Originally Posted by michelangelo
how can i increase contiguous mem size? (if this is the problem...)
The issue is contiguous virtual address space within the process started by that java command.
Having less than 2GB contiguous at startup seems a little strange, but it isn't implausible.
When you start java successfully with java -Xmx1950m do you do something to make that process stay around (preferably waiting for input or other event)? If so, you can find out its pid and the look in /proc/
to see the detailed layout of virtual memory. After the big chunk allocated for the heap there must be some other mappings (probably .so files) that fragment the virtual address space preventing a larger contiguous mapping. There are methods (I don't recall them, but they exist) to control the load address of all the .so files and maybe whatever else gets in before that contiguous mapping is attempted.
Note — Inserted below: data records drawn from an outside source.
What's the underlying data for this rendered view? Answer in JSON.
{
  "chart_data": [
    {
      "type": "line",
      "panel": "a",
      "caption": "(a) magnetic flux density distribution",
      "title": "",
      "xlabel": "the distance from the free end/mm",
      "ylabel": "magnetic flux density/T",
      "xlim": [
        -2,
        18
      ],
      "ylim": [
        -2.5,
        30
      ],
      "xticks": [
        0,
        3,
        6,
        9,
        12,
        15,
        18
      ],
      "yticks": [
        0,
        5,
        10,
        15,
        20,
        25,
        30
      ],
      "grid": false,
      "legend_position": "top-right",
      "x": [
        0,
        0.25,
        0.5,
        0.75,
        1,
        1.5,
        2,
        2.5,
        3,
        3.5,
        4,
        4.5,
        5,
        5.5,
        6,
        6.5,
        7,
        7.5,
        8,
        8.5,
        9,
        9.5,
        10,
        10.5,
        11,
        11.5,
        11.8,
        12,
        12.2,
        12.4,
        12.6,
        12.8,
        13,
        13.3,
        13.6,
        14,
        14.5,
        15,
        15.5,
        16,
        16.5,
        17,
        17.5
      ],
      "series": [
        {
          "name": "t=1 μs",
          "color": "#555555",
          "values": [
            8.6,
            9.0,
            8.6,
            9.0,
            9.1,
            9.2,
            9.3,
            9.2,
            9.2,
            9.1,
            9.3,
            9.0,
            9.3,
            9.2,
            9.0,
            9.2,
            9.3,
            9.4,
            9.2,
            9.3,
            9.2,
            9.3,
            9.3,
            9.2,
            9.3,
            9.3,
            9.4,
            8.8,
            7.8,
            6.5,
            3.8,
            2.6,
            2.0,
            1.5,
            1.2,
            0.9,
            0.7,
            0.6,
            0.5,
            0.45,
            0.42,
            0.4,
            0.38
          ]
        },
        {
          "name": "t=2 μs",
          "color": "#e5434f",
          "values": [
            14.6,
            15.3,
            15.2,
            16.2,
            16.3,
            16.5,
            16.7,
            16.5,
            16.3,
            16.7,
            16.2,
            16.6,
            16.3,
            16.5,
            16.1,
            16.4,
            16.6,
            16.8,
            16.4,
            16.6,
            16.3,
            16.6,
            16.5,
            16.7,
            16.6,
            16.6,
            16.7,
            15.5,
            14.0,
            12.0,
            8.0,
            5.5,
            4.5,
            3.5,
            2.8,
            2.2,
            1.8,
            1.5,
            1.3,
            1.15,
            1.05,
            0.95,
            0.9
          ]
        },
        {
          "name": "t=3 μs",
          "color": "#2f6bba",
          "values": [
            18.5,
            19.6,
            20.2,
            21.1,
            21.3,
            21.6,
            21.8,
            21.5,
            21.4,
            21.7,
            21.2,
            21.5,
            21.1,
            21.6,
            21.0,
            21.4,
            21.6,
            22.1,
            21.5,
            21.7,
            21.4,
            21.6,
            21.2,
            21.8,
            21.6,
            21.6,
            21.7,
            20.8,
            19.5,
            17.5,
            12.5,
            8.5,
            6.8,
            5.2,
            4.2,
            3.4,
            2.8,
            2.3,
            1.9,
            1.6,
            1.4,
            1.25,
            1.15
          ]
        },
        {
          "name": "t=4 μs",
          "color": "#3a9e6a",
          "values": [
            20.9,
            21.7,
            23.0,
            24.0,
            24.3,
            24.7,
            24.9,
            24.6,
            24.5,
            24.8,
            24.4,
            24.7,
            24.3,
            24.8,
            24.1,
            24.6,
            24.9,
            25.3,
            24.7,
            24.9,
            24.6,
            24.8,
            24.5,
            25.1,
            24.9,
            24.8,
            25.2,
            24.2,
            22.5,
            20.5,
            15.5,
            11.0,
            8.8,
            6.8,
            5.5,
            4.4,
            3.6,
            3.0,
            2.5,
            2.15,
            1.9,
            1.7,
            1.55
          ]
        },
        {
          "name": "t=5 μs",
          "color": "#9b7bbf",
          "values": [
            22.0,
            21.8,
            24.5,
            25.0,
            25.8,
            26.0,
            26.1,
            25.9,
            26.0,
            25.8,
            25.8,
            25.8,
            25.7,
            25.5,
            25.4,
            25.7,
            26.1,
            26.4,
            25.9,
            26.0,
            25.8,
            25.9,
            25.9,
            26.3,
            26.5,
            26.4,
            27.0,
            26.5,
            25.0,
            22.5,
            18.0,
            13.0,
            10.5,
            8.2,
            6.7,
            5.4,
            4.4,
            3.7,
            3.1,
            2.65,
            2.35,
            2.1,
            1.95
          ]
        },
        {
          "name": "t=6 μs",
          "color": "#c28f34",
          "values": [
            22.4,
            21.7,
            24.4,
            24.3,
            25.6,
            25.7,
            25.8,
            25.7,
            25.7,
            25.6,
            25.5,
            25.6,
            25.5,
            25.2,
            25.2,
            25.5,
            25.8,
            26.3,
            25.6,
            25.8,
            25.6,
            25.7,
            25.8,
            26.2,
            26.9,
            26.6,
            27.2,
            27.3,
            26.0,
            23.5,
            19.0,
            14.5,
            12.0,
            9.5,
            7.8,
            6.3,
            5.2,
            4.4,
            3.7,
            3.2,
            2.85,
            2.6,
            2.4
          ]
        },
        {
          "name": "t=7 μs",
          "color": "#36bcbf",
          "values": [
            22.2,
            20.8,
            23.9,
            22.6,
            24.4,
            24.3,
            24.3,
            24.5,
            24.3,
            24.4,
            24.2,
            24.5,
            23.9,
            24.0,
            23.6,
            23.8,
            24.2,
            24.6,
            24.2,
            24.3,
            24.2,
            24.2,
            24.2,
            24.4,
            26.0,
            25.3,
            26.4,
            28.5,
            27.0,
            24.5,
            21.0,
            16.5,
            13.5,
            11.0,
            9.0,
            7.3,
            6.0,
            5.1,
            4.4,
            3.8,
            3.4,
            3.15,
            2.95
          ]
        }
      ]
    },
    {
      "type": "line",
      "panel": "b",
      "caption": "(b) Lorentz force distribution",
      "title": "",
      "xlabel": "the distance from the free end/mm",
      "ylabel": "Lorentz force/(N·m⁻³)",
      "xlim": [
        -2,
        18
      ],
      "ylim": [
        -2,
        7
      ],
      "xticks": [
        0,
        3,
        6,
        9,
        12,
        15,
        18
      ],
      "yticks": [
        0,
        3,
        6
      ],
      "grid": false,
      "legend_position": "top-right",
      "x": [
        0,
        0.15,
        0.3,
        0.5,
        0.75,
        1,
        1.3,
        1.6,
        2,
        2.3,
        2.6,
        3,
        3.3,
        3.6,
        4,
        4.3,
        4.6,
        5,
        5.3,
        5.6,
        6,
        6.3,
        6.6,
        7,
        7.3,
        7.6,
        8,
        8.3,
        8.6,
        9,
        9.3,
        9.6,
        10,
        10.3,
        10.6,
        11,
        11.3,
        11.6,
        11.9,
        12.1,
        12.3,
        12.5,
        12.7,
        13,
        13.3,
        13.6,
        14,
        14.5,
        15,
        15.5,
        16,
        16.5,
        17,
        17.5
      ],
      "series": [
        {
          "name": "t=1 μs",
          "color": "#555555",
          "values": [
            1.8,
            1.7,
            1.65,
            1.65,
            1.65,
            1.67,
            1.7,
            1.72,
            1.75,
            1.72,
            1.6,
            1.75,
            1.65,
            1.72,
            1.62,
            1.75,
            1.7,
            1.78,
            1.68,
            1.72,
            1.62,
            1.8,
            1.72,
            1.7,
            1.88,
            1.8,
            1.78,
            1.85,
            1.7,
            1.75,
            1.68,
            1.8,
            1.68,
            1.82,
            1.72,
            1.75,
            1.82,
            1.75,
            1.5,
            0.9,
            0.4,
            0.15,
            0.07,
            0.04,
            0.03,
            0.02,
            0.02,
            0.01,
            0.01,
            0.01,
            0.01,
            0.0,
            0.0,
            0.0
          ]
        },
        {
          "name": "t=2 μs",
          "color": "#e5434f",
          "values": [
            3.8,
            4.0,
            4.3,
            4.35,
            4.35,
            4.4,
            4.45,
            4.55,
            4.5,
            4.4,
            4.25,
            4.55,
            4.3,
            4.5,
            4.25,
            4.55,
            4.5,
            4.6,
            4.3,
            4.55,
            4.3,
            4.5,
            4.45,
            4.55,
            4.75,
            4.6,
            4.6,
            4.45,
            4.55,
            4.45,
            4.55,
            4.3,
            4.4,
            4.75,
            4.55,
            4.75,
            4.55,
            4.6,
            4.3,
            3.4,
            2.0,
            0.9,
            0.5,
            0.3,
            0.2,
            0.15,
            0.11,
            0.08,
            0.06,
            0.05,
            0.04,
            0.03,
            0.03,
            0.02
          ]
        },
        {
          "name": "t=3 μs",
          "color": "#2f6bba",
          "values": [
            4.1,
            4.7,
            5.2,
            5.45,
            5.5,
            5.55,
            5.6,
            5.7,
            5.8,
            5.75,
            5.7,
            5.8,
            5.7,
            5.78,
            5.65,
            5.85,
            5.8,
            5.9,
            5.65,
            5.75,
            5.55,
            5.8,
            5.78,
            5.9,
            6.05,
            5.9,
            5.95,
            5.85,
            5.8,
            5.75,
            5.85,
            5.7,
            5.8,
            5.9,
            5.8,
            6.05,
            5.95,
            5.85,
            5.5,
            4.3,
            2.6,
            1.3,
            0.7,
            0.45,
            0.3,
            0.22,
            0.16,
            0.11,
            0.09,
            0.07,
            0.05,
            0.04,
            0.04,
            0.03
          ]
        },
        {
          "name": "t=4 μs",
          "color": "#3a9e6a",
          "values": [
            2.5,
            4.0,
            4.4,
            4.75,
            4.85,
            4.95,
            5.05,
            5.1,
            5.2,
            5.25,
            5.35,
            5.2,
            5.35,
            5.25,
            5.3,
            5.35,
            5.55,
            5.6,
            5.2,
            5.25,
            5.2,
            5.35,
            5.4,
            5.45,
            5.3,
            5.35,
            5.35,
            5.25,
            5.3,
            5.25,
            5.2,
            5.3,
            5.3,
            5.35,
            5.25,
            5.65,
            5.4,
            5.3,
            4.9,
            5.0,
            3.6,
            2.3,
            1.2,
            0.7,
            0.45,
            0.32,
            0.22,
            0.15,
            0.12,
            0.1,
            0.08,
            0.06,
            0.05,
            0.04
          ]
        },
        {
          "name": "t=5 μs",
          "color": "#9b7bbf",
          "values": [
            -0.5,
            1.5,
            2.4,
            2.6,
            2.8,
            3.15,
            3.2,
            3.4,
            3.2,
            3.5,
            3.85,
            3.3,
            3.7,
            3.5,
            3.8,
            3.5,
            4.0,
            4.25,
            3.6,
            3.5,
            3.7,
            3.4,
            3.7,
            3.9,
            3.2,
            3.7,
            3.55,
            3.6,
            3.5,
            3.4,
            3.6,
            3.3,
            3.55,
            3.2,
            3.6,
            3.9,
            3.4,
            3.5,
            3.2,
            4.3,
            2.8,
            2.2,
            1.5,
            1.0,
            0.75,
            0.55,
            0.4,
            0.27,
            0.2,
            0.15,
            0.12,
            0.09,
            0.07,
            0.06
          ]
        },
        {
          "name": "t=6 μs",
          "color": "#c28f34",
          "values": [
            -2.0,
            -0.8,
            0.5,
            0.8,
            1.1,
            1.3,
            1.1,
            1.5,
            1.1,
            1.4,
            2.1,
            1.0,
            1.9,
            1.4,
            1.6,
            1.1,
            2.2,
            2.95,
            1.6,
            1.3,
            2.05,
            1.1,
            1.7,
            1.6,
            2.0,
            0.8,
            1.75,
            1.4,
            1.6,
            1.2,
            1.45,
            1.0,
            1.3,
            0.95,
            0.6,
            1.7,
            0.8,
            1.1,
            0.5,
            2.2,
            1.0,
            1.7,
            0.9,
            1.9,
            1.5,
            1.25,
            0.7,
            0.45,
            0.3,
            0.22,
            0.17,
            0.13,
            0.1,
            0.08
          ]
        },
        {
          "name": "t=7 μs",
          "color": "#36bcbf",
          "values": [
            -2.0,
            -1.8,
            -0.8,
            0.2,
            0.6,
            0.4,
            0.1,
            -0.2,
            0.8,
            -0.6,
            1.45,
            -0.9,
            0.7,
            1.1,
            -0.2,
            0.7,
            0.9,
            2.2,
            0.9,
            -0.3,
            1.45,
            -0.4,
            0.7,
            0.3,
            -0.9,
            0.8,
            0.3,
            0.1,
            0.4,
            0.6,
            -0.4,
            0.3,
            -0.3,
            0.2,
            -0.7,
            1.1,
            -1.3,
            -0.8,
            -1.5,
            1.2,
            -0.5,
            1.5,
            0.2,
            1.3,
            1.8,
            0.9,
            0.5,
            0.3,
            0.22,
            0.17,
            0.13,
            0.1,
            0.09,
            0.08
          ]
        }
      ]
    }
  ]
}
You should be able to get everything that now loads near the middle of the 3 or 3.6 GB virtual space to load near the beginning or near the end.
Originally Posted by syg00
If all that is true, try doing the last command immediately after a re-boot to get an indication if it is a contiguous problem.
Since it is the virtual address space of a new process created by the java command, not anything that needs to be physically contiguous, trying it right after a reboot should make no difference.
I'm not 100% sure about the rules for virtual load address of .so files. If a .so file is already loaded by something at some address convenient to the first process that loaded it, there would be some performance advantage to loading it at the same virtual address in another process that subsequently needs it, assuming that virtual address is available. I don't know whether Linux does that kind of optimization. If it does then use of some .so before the java command might influence the virtual layout and maybe your reboot idea could have some useful effect. But I'm not sure that is possible and if it is possible it is still a difficult indirect blind approach to an issue that can be viewed directly by looking in the process maps and then attacked directly.